Elsewhere in the midfield is a trio of incredibly serious-looking men. Yordan Letchkov, who featured in episode three of our 12 Eggs of Easter series, remains one of the most talented footballers to have come out of the Eastern Bloc. He was a lynchpin of the fantastic Bulgaria side that reached the semi-finals of the 1994 World Cup and brought technical guile and composure that contrasted his terrifyingly intimidating frame. Alongside him would be Zinedine Zidane, the most talented of this near-dozen. The man scored a Panenka penalty off the crossbar, in the World Cup final, against one of the world’s best ever goalkeepers – he can slot into whichever fantasy team he pleases. And, at the base of this oddly cultured bunch, is Thomas Gravesen, because he was hard as f*ck.

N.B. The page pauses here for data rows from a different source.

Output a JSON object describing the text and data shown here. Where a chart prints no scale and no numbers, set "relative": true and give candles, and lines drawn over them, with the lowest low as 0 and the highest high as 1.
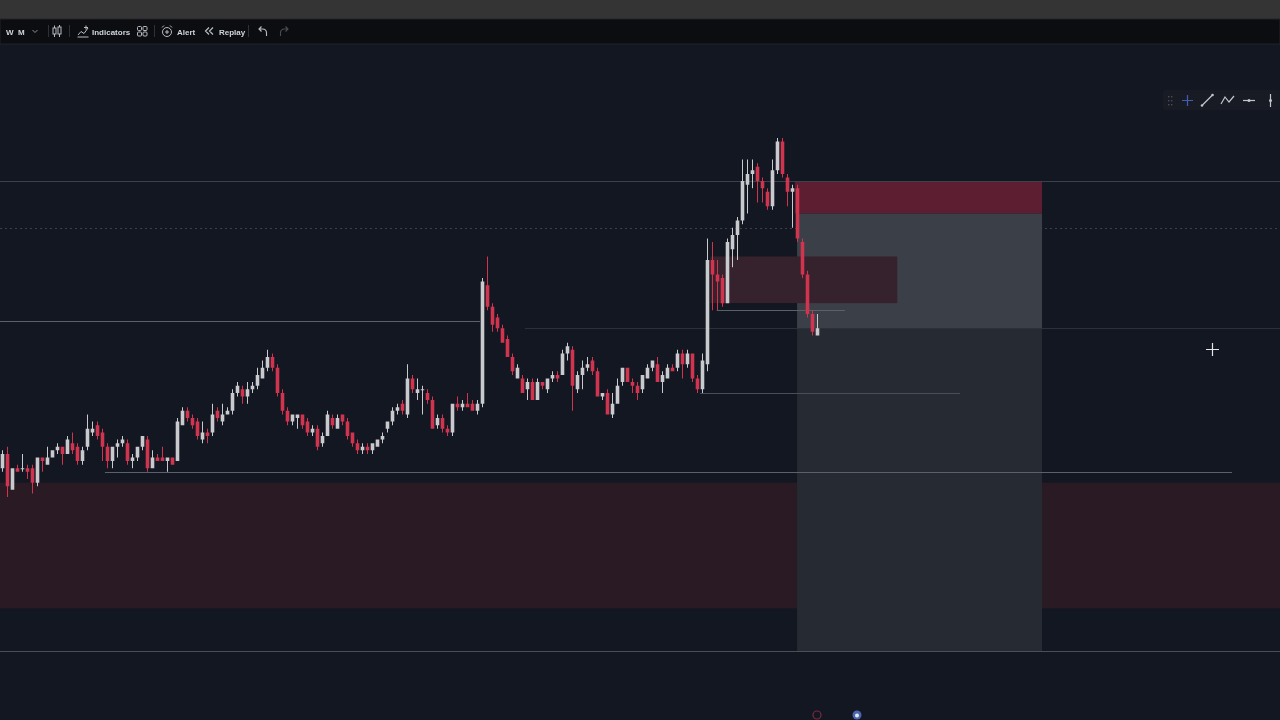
{
  "chart_data": {
    "type": "candlestick",
    "relative": true,
    "annotations": [
      "W",
      "M",
      "Indicators",
      "Alert",
      "Replay"
    ],
    "categories": [
      null,
      null,
      null,
      null,
      null,
      null,
      null,
      null,
      null,
      null,
      null,
      null,
      null,
      null,
      null,
      null,
      null,
      null,
      null,
      null,
      null,
      null,
      null,
      null,
      null,
      null,
      null,
      null,
      null,
      null,
      null,
      null,
      null,
      null,
      null,
      null,
      null,
      null,
      null,
      null,
      null,
      null,
      null,
      null,
      null,
      null,
      null,
      null,
      null,
      null,
      null,
      null,
      null,
      null,
      null,
      null,
      null,
      null,
      null,
      null,
      null,
      null,
      null,
      null,
      null,
      null,
      null,
      null,
      null,
      null,
      null,
      null,
      null,
      null,
      null,
      null,
      null,
      null,
      null,
      null,
      null,
      null,
      null,
      null,
      null,
      null,
      null,
      null,
      null,
      null,
      null,
      null,
      null,
      null,
      null,
      null,
      null,
      null,
      null,
      null,
      null,
      null,
      null,
      null,
      null,
      null,
      null,
      null,
      null,
      null,
      null,
      null,
      null,
      null,
      null,
      null,
      null,
      null,
      null,
      null,
      null,
      null,
      null,
      null,
      null,
      null,
      null,
      null,
      null,
      null,
      null,
      null,
      null,
      null,
      null,
      null,
      null,
      null,
      null,
      null,
      null,
      null,
      null,
      null,
      null,
      null,
      null,
      null,
      null,
      null,
      null,
      null,
      null,
      null,
      null,
      null,
      null,
      null,
      null,
      null,
      null,
      null,
      null,
      null,
      null,
      null,
      null,
      null,
      null,
      null,
      null,
      null,
      null,
      null,
      null,
      null,
      null,
      null,
      null,
      null,
      null,
      null,
      null,
      null,
      null,
      null,
      null,
      null,
      null,
      null,
      null,
      null,
      null,
      null,
      null,
      null,
      null,
      null,
      null,
      null,
      null,
      null,
      null,
      null,
      null,
      null,
      null,
      null,
      null,
      null,
      null,
      null,
      null,
      null,
      null,
      null,
      null,
      null,
      null,
      null,
      null,
      null,
      null,
      null,
      null,
      null,
      null,
      null,
      null,
      null,
      null,
      null,
      null,
      null,
      null,
      null,
      null,
      null,
      null,
      null,
      null,
      null,
      null,
      null,
      null,
      null,
      null,
      null,
      null,
      null,
      null,
      null,
      null,
      null,
      null,
      null
    ],
    "ohlc": [
      [
        0.08,
        0.13,
        0.07,
        0.12
      ],
      [
        0.12,
        0.14,
        0,
        0.03
      ],
      [
        0.02,
        0.08,
        0.02,
        0.08
      ],
      [
        0.08,
        0.09,
        0.07,
        0.07
      ],
      [
        0.08,
        0.12,
        0.07,
        0.08
      ],
      [
        0.08,
        0.09,
        0.05,
        0.07
      ],
      [
        0.08,
        0.09,
        0.01,
        0.04
      ],
      [
        0.04,
        0.11,
        0.03,
        0.11
      ],
      [
        0.11,
        0.11,
        0.07,
        0.1
      ],
      [
        0.09,
        0.14,
        0.09,
        0.11
      ],
      [
        0.11,
        0.13,
        0.11,
        0.13
      ],
      [
        0.13,
        0.15,
        0.12,
        0.14
      ],
      [
        0.14,
        0.14,
        0.09,
        0.12
      ],
      [
        0.12,
        0.17,
        0.12,
        0.16
      ],
      [
        0.15,
        0.18,
        0.12,
        0.13
      ],
      [
        0.14,
        0.15,
        0.09,
        0.1
      ],
      [
        0.1,
        0.14,
        0.09,
        0.13
      ],
      [
        0.14,
        0.23,
        0.13,
        0.19
      ],
      [
        0.18,
        0.21,
        0.17,
        0.19
      ],
      [
        0.2,
        0.21,
        0.16,
        0.17
      ],
      [
        0.18,
        0.19,
        0.1,
        0.14
      ],
      [
        0.14,
        0.15,
        0.08,
        0.1
      ],
      [
        0.1,
        0.14,
        0.08,
        0.14
      ],
      [
        0.14,
        0.16,
        0.11,
        0.15
      ],
      [
        0.15,
        0.17,
        0.14,
        0.16
      ],
      [
        0.15,
        0.16,
        0.09,
        0.1
      ],
      [
        0.1,
        0.12,
        0.08,
        0.11
      ],
      [
        0.11,
        0.14,
        0.1,
        0.14
      ],
      [
        0.14,
        0.17,
        0.13,
        0.17
      ],
      [
        0.16,
        0.17,
        0.07,
        0.08
      ],
      [
        0.08,
        0.13,
        0.08,
        0.11
      ],
      [
        0.11,
        0.12,
        0.1,
        0.1
      ],
      [
        0.11,
        0.14,
        0.1,
        0.1
      ],
      [
        0.1,
        0.11,
        0.07,
        0.11
      ],
      [
        0.11,
        0.11,
        0.09,
        0.09
      ],
      [
        0.1,
        0.22,
        0.1,
        0.21
      ],
      [
        0.2,
        0.25,
        0.2,
        0.24
      ],
      [
        0.24,
        0.25,
        0.21,
        0.22
      ],
      [
        0.22,
        0.23,
        0.19,
        0.2
      ],
      [
        0.21,
        0.22,
        0.16,
        0.17
      ],
      [
        0.16,
        0.21,
        0.15,
        0.18
      ],
      [
        0.18,
        0.19,
        0.15,
        0.17
      ],
      [
        0.18,
        0.26,
        0.17,
        0.23
      ],
      [
        0.24,
        0.25,
        0.21,
        0.22
      ],
      [
        0.21,
        0.26,
        0.2,
        0.23
      ],
      [
        0.23,
        0.25,
        0.23,
        0.24
      ],
      [
        0.24,
        0.3,
        0.23,
        0.29
      ],
      [
        0.29,
        0.32,
        0.28,
        0.31
      ],
      [
        0.3,
        0.31,
        0.26,
        0.28
      ],
      [
        0.28,
        0.32,
        0.26,
        0.3
      ],
      [
        0.3,
        0.32,
        0.29,
        0.31
      ],
      [
        0.31,
        0.36,
        0.3,
        0.34
      ],
      [
        0.33,
        0.38,
        0.33,
        0.36
      ],
      [
        0.36,
        0.41,
        0.35,
        0.39
      ],
      [
        0.39,
        0.4,
        0.35,
        0.36
      ],
      [
        0.36,
        0.37,
        0.28,
        0.29
      ],
      [
        0.29,
        0.3,
        0.23,
        0.24
      ],
      [
        0.24,
        0.25,
        0.2,
        0.21
      ],
      [
        0.21,
        0.23,
        0.2,
        0.23
      ],
      [
        0.22,
        0.23,
        0.19,
        0.23
      ],
      [
        0.23,
        0.23,
        0.19,
        0.2
      ],
      [
        0.21,
        0.22,
        0.17,
        0.18
      ],
      [
        0.18,
        0.2,
        0.17,
        0.19
      ],
      [
        0.19,
        0.2,
        0.13,
        0.14
      ],
      [
        0.15,
        0.18,
        0.14,
        0.17
      ],
      [
        0.17,
        0.24,
        0.17,
        0.23
      ],
      [
        0.22,
        0.23,
        0.19,
        0.2
      ],
      [
        0.19,
        0.23,
        0.19,
        0.22
      ],
      [
        0.23,
        0.23,
        0.2,
        0.21
      ],
      [
        0.21,
        0.22,
        0.16,
        0.17
      ],
      [
        0.18,
        0.18,
        0.14,
        0.15
      ],
      [
        0.15,
        0.16,
        0.12,
        0.13
      ],
      [
        0.13,
        0.15,
        0.12,
        0.14
      ],
      [
        0.14,
        0.15,
        0.12,
        0.13
      ],
      [
        0.13,
        0.15,
        0.12,
        0.15
      ],
      [
        0.14,
        0.16,
        0.14,
        0.16
      ],
      [
        0.16,
        0.18,
        0.15,
        0.17
      ],
      [
        0.19,
        0.21,
        0.18,
        0.21
      ],
      [
        0.21,
        0.25,
        0.2,
        0.24
      ],
      [
        0.24,
        0.26,
        0.23,
        0.25
      ],
      [
        0.26,
        0.27,
        0.23,
        0.24
      ],
      [
        0.23,
        0.37,
        0.22,
        0.33
      ],
      [
        0.33,
        0.34,
        0.29,
        0.3
      ],
      [
        0.29,
        0.33,
        0.27,
        0.3
      ],
      [
        0.3,
        0.31,
        0.23,
        0.3
      ],
      [
        0.29,
        0.3,
        0.26,
        0.27
      ],
      [
        0.27,
        0.28,
        0.19,
        0.19
      ],
      [
        0.2,
        0.23,
        0.19,
        0.22
      ],
      [
        0.22,
        0.23,
        0.18,
        0.19
      ],
      [
        0.19,
        0.2,
        0.17,
        0.18
      ],
      [
        0.18,
        0.26,
        0.17,
        0.26
      ],
      [
        0.26,
        0.28,
        0.24,
        0.25
      ],
      [
        0.25,
        0.27,
        0.24,
        0.26
      ],
      [
        0.26,
        0.29,
        0.25,
        0.25
      ],
      [
        0.26,
        0.27,
        0.24,
        0.24
      ],
      [
        0.24,
        0.27,
        0.23,
        0.26
      ],
      [
        0.26,
        0.61,
        0.25,
        0.6
      ],
      [
        0.59,
        0.67,
        0.52,
        0.53
      ],
      [
        0.53,
        0.54,
        0.46,
        0.48
      ],
      [
        0.5,
        0.51,
        0.46,
        0.47
      ],
      [
        0.47,
        0.48,
        0.43,
        0.43
      ],
      [
        0.44,
        0.45,
        0.39,
        0.39
      ],
      [
        0.39,
        0.4,
        0.34,
        0.35
      ],
      [
        0.33,
        0.37,
        0.33,
        0.36
      ],
      [
        0.33,
        0.34,
        0.29,
        0.29
      ],
      [
        0.3,
        0.33,
        0.27,
        0.32
      ],
      [
        0.32,
        0.33,
        0.27,
        0.27
      ],
      [
        0.27,
        0.33,
        0.27,
        0.32
      ],
      [
        0.32,
        0.32,
        0.3,
        0.31
      ],
      [
        0.3,
        0.33,
        0.29,
        0.33
      ],
      [
        0.33,
        0.35,
        0.32,
        0.34
      ],
      [
        0.34,
        0.35,
        0.32,
        0.33
      ],
      [
        0.34,
        0.41,
        0.34,
        0.4
      ],
      [
        0.4,
        0.43,
        0.38,
        0.42
      ],
      [
        0.41,
        0.42,
        0.24,
        0.31
      ],
      [
        0.3,
        0.35,
        0.29,
        0.34
      ],
      [
        0.34,
        0.38,
        0.3,
        0.36
      ],
      [
        0.36,
        0.39,
        0.35,
        0.37
      ],
      [
        0.38,
        0.39,
        0.34,
        0.35
      ],
      [
        0.35,
        0.36,
        0.28,
        0.28
      ],
      [
        0.28,
        0.29,
        0.27,
        0.29
      ],
      [
        0.29,
        0.3,
        0.23,
        0.23
      ],
      [
        0.23,
        0.29,
        0.22,
        0.26
      ],
      [
        0.26,
        0.33,
        0.26,
        0.31
      ],
      [
        0.32,
        0.36,
        0.31,
        0.36
      ],
      [
        0.36,
        0.36,
        0.32,
        0.32
      ],
      [
        0.32,
        0.33,
        0.29,
        0.31
      ],
      [
        0.31,
        0.32,
        0.27,
        0.29
      ],
      [
        0.3,
        0.34,
        0.29,
        0.34
      ],
      [
        0.33,
        0.37,
        0.33,
        0.36
      ],
      [
        0.36,
        0.38,
        0.35,
        0.38
      ],
      [
        0.37,
        0.39,
        0.32,
        0.32
      ],
      [
        0.32,
        0.35,
        0.29,
        0.34
      ],
      [
        0.33,
        0.37,
        0.33,
        0.36
      ],
      [
        0.36,
        0.37,
        0.35,
        0.35
      ],
      [
        0.36,
        0.41,
        0.35,
        0.4
      ],
      [
        0.4,
        0.41,
        0.33,
        0.37
      ],
      [
        0.37,
        0.41,
        0.36,
        0.4
      ],
      [
        0.4,
        0.4,
        0.32,
        0.33
      ],
      [
        0.33,
        0.34,
        0.29,
        0.3
      ],
      [
        0.3,
        0.4,
        0.29,
        0.38
      ],
      [
        0.37,
        0.72,
        0.35,
        0.66
      ],
      [
        0.66,
        0.71,
        0.52,
        0.62
      ],
      [
        0.62,
        0.66,
        0.52,
        0.6
      ],
      [
        0.61,
        0.62,
        0.53,
        0.54
      ],
      [
        0.54,
        0.72,
        0.54,
        0.71
      ],
      [
        0.69,
        0.75,
        0.64,
        0.73
      ],
      [
        0.73,
        0.78,
        0.66,
        0.77
      ],
      [
        0.77,
        0.94,
        0.76,
        0.88
      ],
      [
        0.87,
        0.94,
        0.79,
        0.9
      ],
      [
        0.9,
        0.94,
        0.86,
        0.91
      ],
      [
        0.92,
        0.93,
        0.82,
        0.88
      ],
      [
        0.88,
        0.89,
        0.82,
        0.86
      ],
      [
        0.85,
        0.86,
        0.8,
        0.81
      ],
      [
        0.81,
        0.94,
        0.8,
        0.91
      ],
      [
        0.91,
        1,
        0.9,
        0.99
      ],
      [
        0.99,
        1,
        0.89,
        0.9
      ],
      [
        0.89,
        0.9,
        0.81,
        0.85
      ],
      [
        0.85,
        0.87,
        0.75,
        0.86
      ],
      [
        0.86,
        0.87,
        0.71,
        0.72
      ],
      [
        0.71,
        0.72,
        0.61,
        0.62
      ],
      [
        0.62,
        0.63,
        0.5,
        0.51
      ],
      [
        0.51,
        0.52,
        0.45,
        0.46
      ],
      [
        0.45,
        0.51,
        0.45,
        0.47
      ],
      null,
      null,
      null,
      null,
      null,
      null,
      null,
      null,
      null,
      null,
      null,
      null,
      null,
      null,
      null,
      null,
      null,
      null,
      null,
      null,
      null,
      null,
      null,
      null,
      null,
      null,
      null,
      null,
      null,
      null,
      null,
      null,
      null,
      null,
      null,
      null,
      null,
      null,
      null,
      null,
      null,
      null,
      null,
      null,
      null,
      null,
      null,
      null,
      null,
      null,
      null,
      null,
      null,
      null,
      null,
      null,
      null,
      null,
      null,
      null,
      null,
      null,
      null,
      null,
      null,
      null,
      null,
      null,
      null,
      null,
      null,
      null,
      null,
      null,
      null,
      null,
      null,
      null,
      null,
      null,
      null,
      null,
      null,
      null,
      null,
      null,
      null,
      null,
      null,
      null,
      null,
      null
    ],
    "bands": [
      {
        "axis": "y",
        "from": -0.31,
        "to": 0.04,
        "color": "#2a1a24"
      },
      {
        "axis": "y",
        "from": -0.43,
        "to": 0.47,
        "color": "#262a32"
      },
      {
        "axis": "y",
        "from": 0.47,
        "to": 0.79,
        "color": "#3b3f48"
      },
      {
        "axis": "y",
        "from": 0.54,
        "to": 0.67,
        "color": "#35222d"
      },
      {
        "axis": "y",
        "from": 0.79,
        "to": 0.88,
        "color": "#5c1e30"
      }
    ],
    "ref_lines": [
      {
        "axis": "y",
        "value": 0.88,
        "color": "#3c404a"
      },
      {
        "axis": "y",
        "value": 0.75,
        "color": "#3c404a",
        "line_style": "dotted"
      },
      {
        "axis": "y",
        "value": 0.49,
        "color": "#5d6068"
      },
      {
        "axis": "y",
        "value": 0.47,
        "color": "#2c303a"
      },
      {
        "axis": "y",
        "value": 0.52,
        "color": "#5d6068"
      },
      {
        "axis": "y",
        "value": 0.29,
        "color": "#4a4e57"
      },
      {
        "axis": "y",
        "value": 0.07,
        "color": "#5d6068"
      },
      {
        "axis": "y",
        "value": -0.43,
        "color": "#4a4e57"
      }
    ]
  }
}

✅ — World Cup and European Championship winner
✅ — Racing driver
✅ — ‘The Divine Bald One’
YES. THE DIVINE EGG. L’OEUF. MONSIEUR BARTHEZ.
— The F🥚🥚tball Ramble (@FootballRamble) April 17, 2019
Up top: Dion Dublin and Gianluca Vialli
There’s a lovely balance about this strike partnership. There’s one man, in Dublin, who consistently looked delighted to be involved at any given moment, and another, in Vialli, who never seemed even remotely arsed when he scored. He scored a fair bit, mind: 259 club goals across Italy and England, which is probably why he wasn’t that fussed when he notched one. Dion will be happy though, he always seems to be.
Zidane cushions the ball from a Letchkov pass. Looks up, he sees them. Of course he does – the ball’s floated over the top. Dion Dublin goes steaming after it, bundles over both centre-halves and squares it to Gianluca Vialli, who rolls it into an empty net. This collection of hard-boiled eggs briefly let out a release of wild emotion and celebrate in front of their manager, Martin Jol. All bar Stam, who looks stoically into the middle distance. How does he like his eggs in the morning? Whole, with the shell still on.